= United States Security Assistance Organizations =

United States Security Assistance Organizations (SAOs) are Department of Defense military and civilian personnel stationed abroad to manage security assistance and other military programs. SAOs are closest to these programs' operation and have the closest contact with host-country militaries.

In general, they are not to be confused with defense attachés, who normally play a more diplomatic role. Many U.S. embassies have both defense attachés and SAOs.

Security assistance organizations go by different names in different countries. These names include Military Groups (MILGROUPs), Military Assistance and Advisory Groups (MAAGs), Military Liaison Offices (MLOs), Offices of the Defense Representative (ODRs), Offices of Security Cooperation (OSC) (one example is the Office of Defense Cooperation Turkey), and the Office of Military Cooperation (OMC).

The Office of Security Cooperation - Iraq, part of the larger embassy of the United States, Baghdad after the 2011 U.S. withdrawal held the remaining DOD support personnel, totalling about 1,000 contractors and about 147 DOD uniformed personnel. It operated from ten locations around Iraq, and managed about 370 Foreign Military Sales cases, totalling more than US $9 billion of pending arms sales, citing a February 2012 Congressional Research Service report. The biggest program underway was the much-delayed sale of 18 Lockheed Martin F-16 Fighting Falcon fighters.
The Office was headed by Lieutenant General Robert L. Caslen. OSC-Iraq was established on October 1, 2011. Lt Gen John M. Bednarek succeeded Caslen.

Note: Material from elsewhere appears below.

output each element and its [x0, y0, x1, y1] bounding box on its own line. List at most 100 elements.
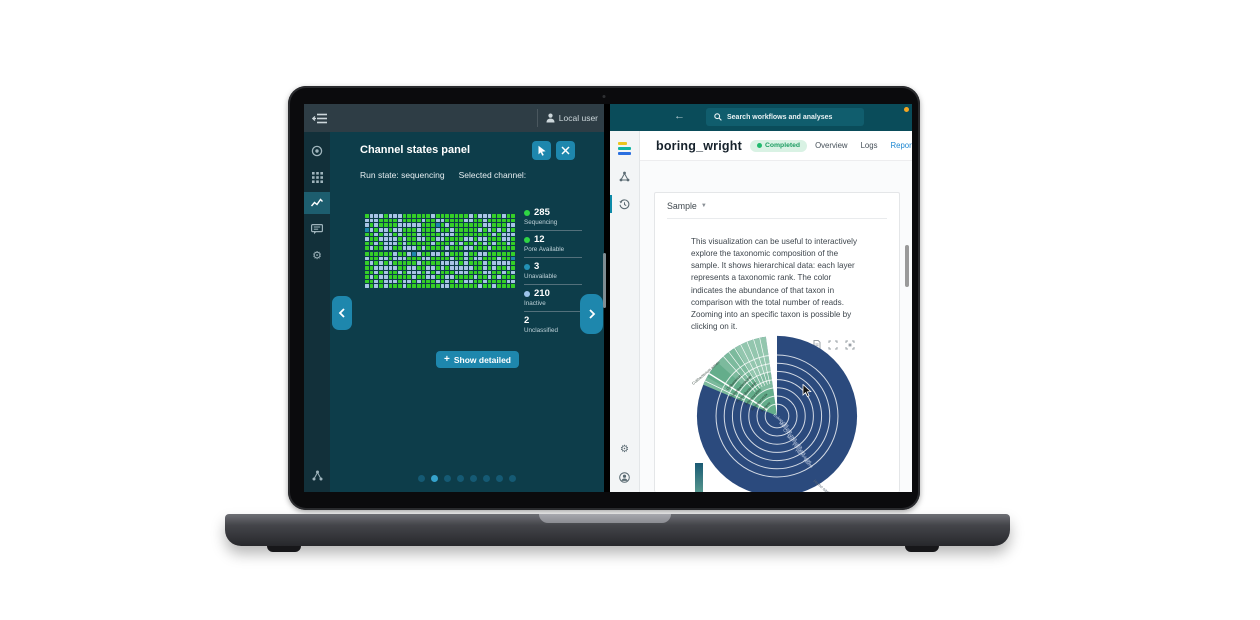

The Office of the Defense Representative, Pakistan, was the Islamabad presence.

There are also non-DOD entities carrying out similar activities. The Department of State's Bureau of Political-Military Affairs runs the Global Defense Reform Program (GDRP), amongst others.

==Duties==
SAOs' duties are officially referred to as "overseas military program management". Specific responsibilities may include managing Foreign Military Sales (FMS) cases, managing training programs, monitoring security-assistance programs, evaluating and planning the host country's military capabilities and requirements, promoting international defense cooperation and interoperability between forces, providing administrative support, and other liaison functions.

==Responsibilities==
Typically, SAOs are responsible for a number of different tasks listed in the Department of Defense Manual, The Management of Security Assistance:

- Provide foreign governments with information they need to help them decide whether to buy U.S. defense articles and services. This information might concern the acquisition, use, and training needed to obtain these items
- Evaluate host countries' military capabilities, in order to process security assistance requests
- Acquire information concerning foreign governments' potential future defense acquisitions
- Help U.S. military departments (such as the Army or Navy) arrange security assistance for recipient countries
- Assist host governments in identifying, administering, and disposing of excess security assistance materiel
- Report on the use of defense articles and services granted as aid to the host country, as well as personnel trained by the United States
- Inform other Defense Department offices with security-assistance responsibilities of security assistance activities in host countries
- Perform secondary functions, such as advisory and training services and negotiation on non-security assistance military matters
- Perform command and administrative functions.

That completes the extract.